Luca Volponi ci racconta un mondo femminile poco conosciuto che Leandro Speduti ci aiuterà a conoscere in una delle nostre passeggiate serali di luglio.
Un po’ geishe giapponesi e un po’ etère dell’Antica Grecia. La civiltà delle cortigiane nella Roma rinascimentale e nell’Italia frazionata del tempo, ben descritta dal Cortegiano
di Baldassarre Castiglione, meriterebbe un voluminoso trattato di storia del costume e della società del Quattrocento e del Cinquecento.
Donne di umilissime condizioni, spesso figlie di prostitute od orfane che venivano affidate a illustri uomini d’affari o nobili principi della Chiesa affinché si avviassero alla professione, le cortigiane romane, quelle chiamate senza troppe metafore le curiali, dettero vita ad un fenomeno storico di vita e di costume fatto persino di scuole che insegnavano alle giovani fanciulle l’arte di diventare donne ambite e desiderate.

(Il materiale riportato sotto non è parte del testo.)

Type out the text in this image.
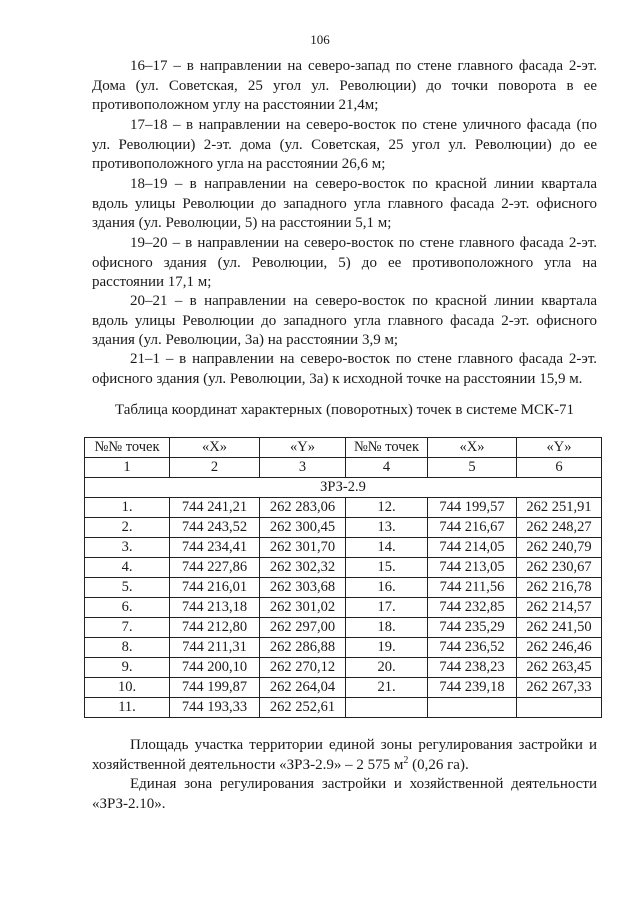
106

16–17 – в направлении на северо-запад по стене главного фасада 2-эт. Дома (ул. Советская, 25 угол ул. Революции) до точки поворота в ее противоположном углу на расстоянии 21,4м;

17–18 – в направлении на северо-восток по стене уличного фасада (по ул. Революции) 2-эт. дома (ул. Советская, 25 угол ул. Революции) до ее противоположного угла на расстоянии 26,6 м;

18–19 – в направлении на северо-восток по красной линии квартала вдоль улицы Революции до западного угла главного фасада 2-эт. офисного здания (ул. Революции, 5) на расстоянии 5,1 м;

19–20 – в направлении на северо-восток по стене главного фасада 2-эт. офисного здания (ул. Революции, 5) до ее противоположного угла на расстоянии 17,1 м;

20–21 – в направлении на северо-восток по красной линии квартала вдоль улицы Революции до западного угла главного фасада 2-эт. офисного здания (ул. Революции, 3а) на расстоянии 3,9 м;

21–1 – в направлении на северо-восток по стене главного фасада 2-эт. офисного здания (ул. Революции, 3а) к исходной точке на расстоянии 15,9 м.

Таблица координат характерных (поворотных) точек в системе МСК-71
№№ точек	«X»	«Y»	№№ точек	«X»	«Y»
1	2	3	4	5	6
ЗРЗ-2.9					
1.	744 241,21	262 283,06	12.	744 199,57	262 251,91
2.	744 243,52	262 300,45	13.	744 216,67	262 248,27
3.	744 234,41	262 301,70	14.	744 214,05	262 240,79
4.	744 227,86	262 302,32	15.	744 213,05	262 230,67
5.	744 216,01	262 303,68	16.	744 211,56	262 216,78
6.	744 213,18	262 301,02	17.	744 232,85	262 214,57
7.	744 212,80	262 297,00	18.	744 235,29	262 241,50
8.	744 211,31	262 286,88	19.	744 236,52	262 246,46
9.	744 200,10	262 270,12	20.	744 238,23	262 263,45
10.	744 199,87	262 264,04	21.	744 239,18	262 267,33
11.	744 193,33	262 252,61			

Площадь участка территории единой зоны регулирования застройки и хозяйственной деятельности «ЗРЗ-2.9» – 2 575 $м^2$ (0,26 га).

Единая зона регулирования застройки и хозяйственной деятельности «ЗРЗ-2.10».
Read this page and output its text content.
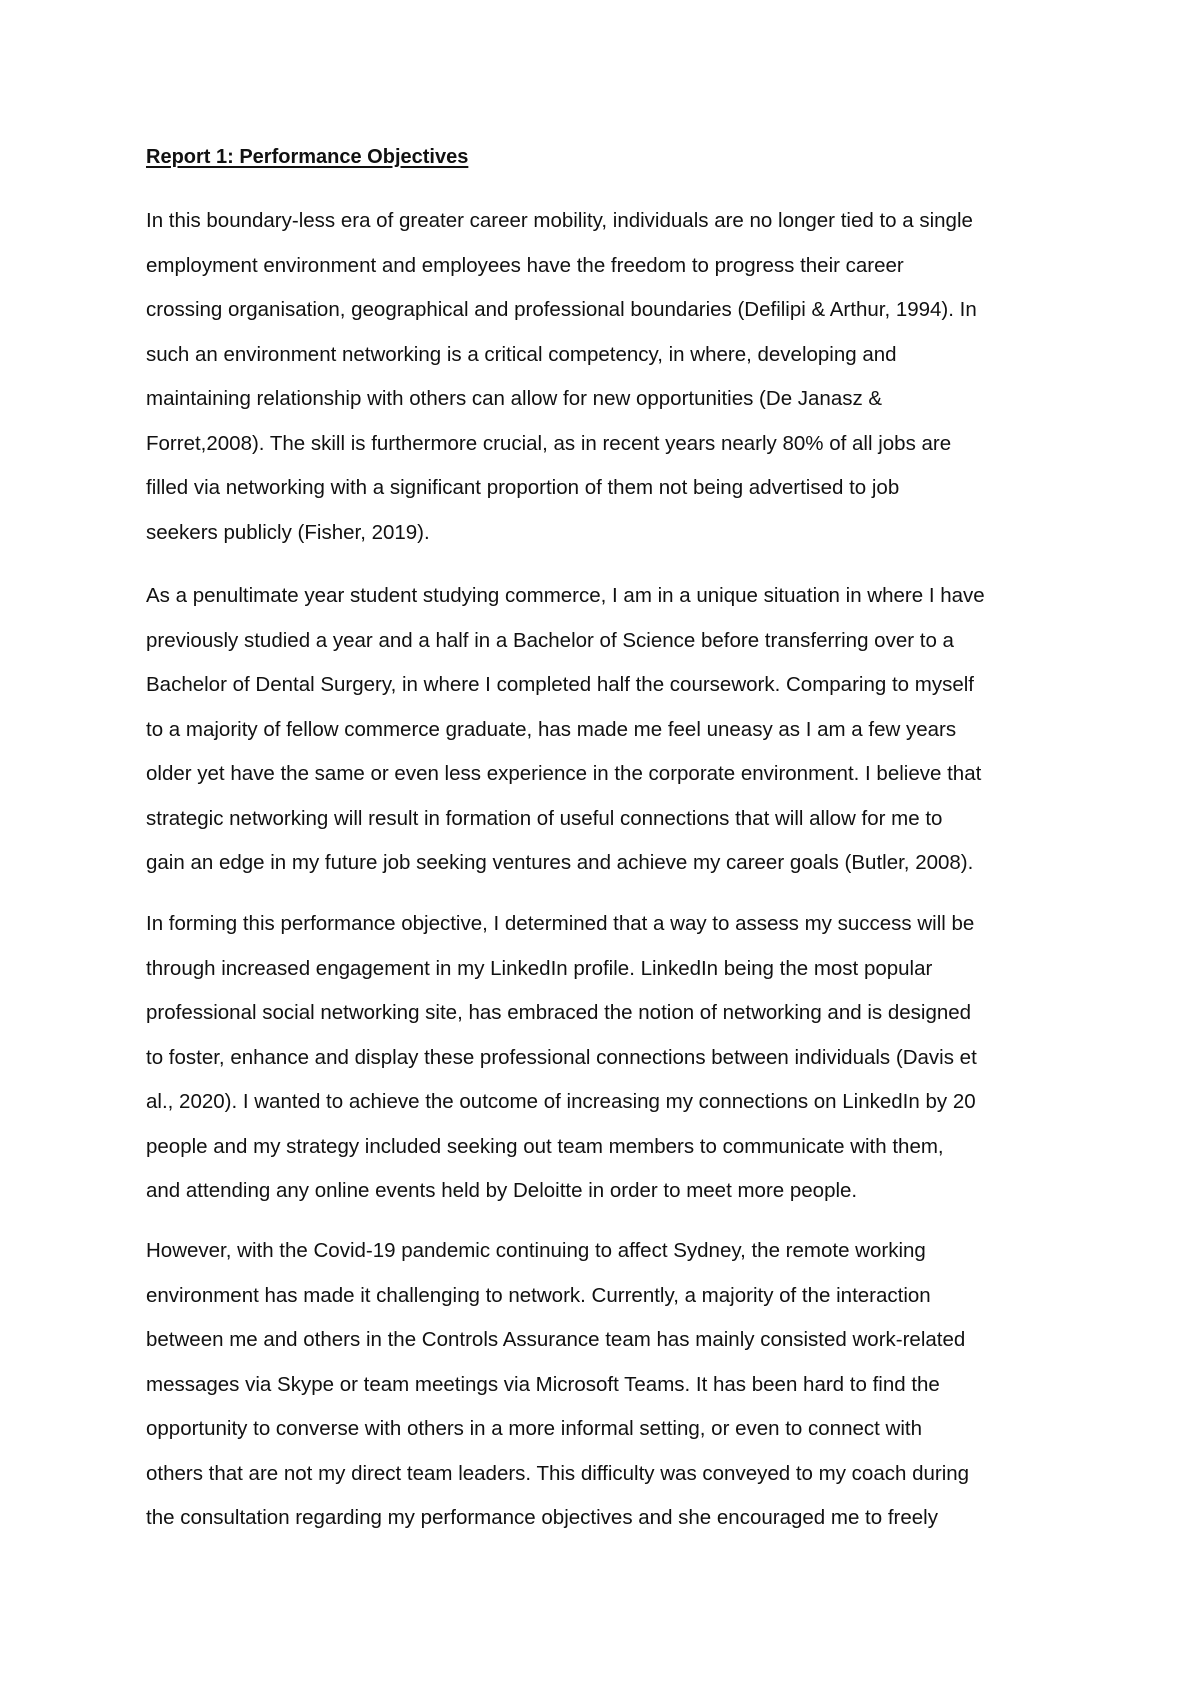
Report 1: Performance Objectives

In this boundary-less era of greater career mobility, individuals are no longer tied to a single
employment environment and employees have the freedom to progress their career
crossing organisation, geographical and professional boundaries (Defilipi & Arthur, 1994). In
such an environment networking is a critical competency, in where, developing and
maintaining relationship with others can allow for new opportunities (De Janasz &
Forret,2008). The skill is furthermore crucial, as in recent years nearly 80% of all jobs are
filled via networking with a significant proportion of them not being advertised to job
seekers publicly (Fisher, 2019).

As a penultimate year student studying commerce, I am in a unique situation in where I have
previously studied a year and a half in a Bachelor of Science before transferring over to a
Bachelor of Dental Surgery, in where I completed half the coursework. Comparing to myself
to a majority of fellow commerce graduate, has made me feel uneasy as I am a few years
older yet have the same or even less experience in the corporate environment. I believe that
strategic networking will result in formation of useful connections that will allow for me to
gain an edge in my future job seeking ventures and achieve my career goals (Butler, 2008).

In forming this performance objective, I determined that a way to assess my success will be
through increased engagement in my LinkedIn profile. LinkedIn being the most popular
professional social networking site, has embraced the notion of networking and is designed
to foster, enhance and display these professional connections between individuals (Davis et
al., 2020). I wanted to achieve the outcome of increasing my connections on LinkedIn by 20
people and my strategy included seeking out team members to communicate with them,
and attending any online events held by Deloitte in order to meet more people.

However, with the Covid-19 pandemic continuing to affect Sydney, the remote working
environment has made it challenging to network. Currently, a majority of the interaction
between me and others in the Controls Assurance team has mainly consisted work-related
messages via Skype or team meetings via Microsoft Teams. It has been hard to find the
opportunity to converse with others in a more informal setting, or even to connect with
others that are not my direct team leaders. This difficulty was conveyed to my coach during
the consultation regarding my performance objectives and she encouraged me to freely
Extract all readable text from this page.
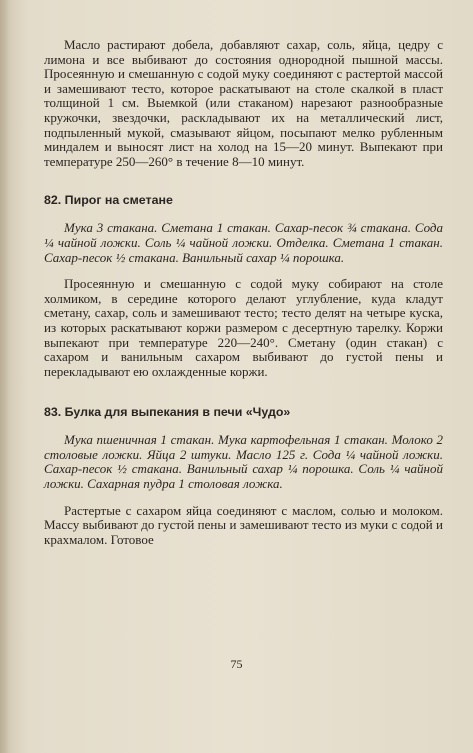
Масло растирают добела, добавляют сахар, соль, яйца, цедру с лимона и все выбивают до состояния однородной пышной массы. Просеянную и смешанную с содой муку соединяют с растертой массой и замешивают тесто, которое раскатывают на столе скалкой в пласт толщиной 1 см. Выемкой (или стаканом) нарезают разнообразные кружочки, звездочки, раскладывают их на металлический лист, подпыленный мукой, смазывают яйцом, посыпают мелко рубленным миндалем и выносят лист на холод на 15—20 минут. Выпекают при температуре 250—260° в течение 8—10 минут.

82. Пирог на сметане
Мука 3 стакана. Сметана 1 стакан. Сахар-песок ¾ стакана. Сода ¼ чайной ложки. Соль ¼ чайной ложки. Отделка. Сметана 1 стакан. Сахар-песок ½ стакана. Ванильный сахар ¼ порошка.

Просеянную и смешанную с содой муку собирают на столе холмиком, в середине которого делают углубление, куда кладут сметану, сахар, соль и замешивают тесто; тесто делят на четыре куска, из которых раскатывают коржи размером с десертную тарелку. Коржи выпекают при температуре 220—240°. Сметану (один стакан) с сахаром и ванильным сахаром выбивают до густой пены и перекладывают ею охлажденные коржи.

83. Булка для выпекания в печи «Чудо»
Мука пшеничная 1 стакан. Мука картофельная 1 стакан. Молоко 2 столовые ложки. Яйца 2 штуки. Масло 125 г. Сода ¼ чайной ложки. Сахар-песок ½ стакана. Ванильный сахар ¼ порошка. Соль ¼ чайной ложки. Сахарная пудра 1 столовая ложка.

Растертые с сахаром яйца соединяют с маслом, солью и молоком. Массу выбивают до густой пены и замешивают тесто из муки с содой и крахмалом. Готовое

75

Erano colte al punto da saper comporre madrigali o sonetti, recitare e cantare in pubblico, discutere con chiunque di letteratura, di musica e di arti e fare dei propri salotti la fucina delle interminabili discussioni sulle estetiche rinascimentali. Ed erano altresì ricchissime poiché per la loro qualità umana, la loro astuzia e intelligenza si accaparrarono i favori di uomini potenti e abbienti a qualunque consorteria municipale essi appartenessero. Pochi uomini sapevano resistere al loro fascino e alle loro lusinghe.